ContinuousCritic Class
This class implements a GBT-based Continuous Critic learner for reinforcement learning. The ContinuousCritic class is designed to output the parameters of a differentiable Critic function (e.g., linear, quadratic). Usage examples: GBT-based SAC/DDPG/TD3 implementations.
- class gbrl.ac_gbrl.ContinuousCritic(tree_struct: Dict, output_dim: int, weights_optimizer: Dict, bias_optimizer: Dict = None, gbrl_params: Dict = {}, target_update_interval: int = 100, bias: ndarray = None, verbose: int = 0, device: str = 'cpu')[source]
Bases:
GBRL
- get_num_trees() int [source]
Get number of trees in model.
- Returns:
return number of trees
- Return type:
int
- predict_target(observations: ndarray | Tensor, tensor: bool = True) Tuple[Tensor | ndarray, Tensor | ndarray] [source]
Predict the parameters of a Target Continuous Critic as Tensors. Prediction is made by summing the outputs the trees from Continuous Critic model up to n_trees - target_update_interval.
- Parameters:
observations (Union[np.ndarray, th.Tensor])
tensor (bool, optional) – Return PyTorch Tensor, False returns a numpy array. Defaults to True.
- Returns:
weights and bias parameters to the type of Q-functions
- Return type:
Tuple[th.Tensor, th.Tensor]
- step(observations: ndarray | Tensor, q_grad_clip: float = None, weight_grad: ndarray | Tensor | None = None, bias_grad: ndarray | Tensor | None = None) None [source]
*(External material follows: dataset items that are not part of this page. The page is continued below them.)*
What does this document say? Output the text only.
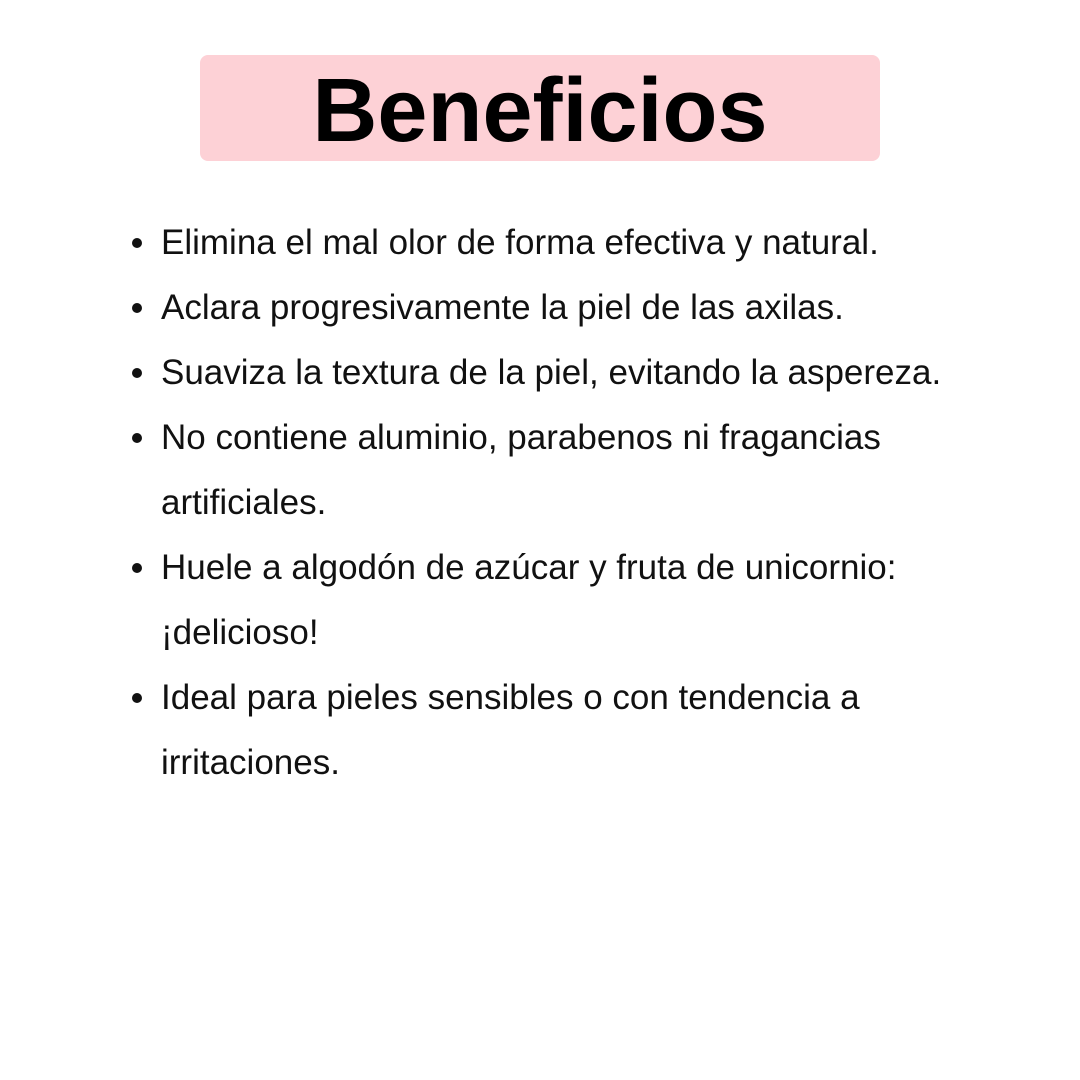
Beneficios
Elimina el mal olor de forma efectiva y natural.
Aclara progresivamente la piel de las axilas.
Suaviza la textura de la piel, evitando la aspereza.
No contiene aluminio, parabenos ni fragancias artificiales.
Huele a algodón de azúcar y fruta de unicornio: ¡delicioso!
Ideal para pieles sensibles o con tendencia a irritaciones.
Performs a single boosting step
- Parameters:
observations (Union[np.ndarray, th.Tensor])
q_grad_clip (float, optional) – . Defaults to None.
- weight_grad (Optional[Union[np.ndarray, th.Tensor]], optional): manually calculated gradients. Defaults to None.
bias_grad (Optional[Union[np.ndarray, th.Tensor]], optional): manually calculated gradients. Defaults to None.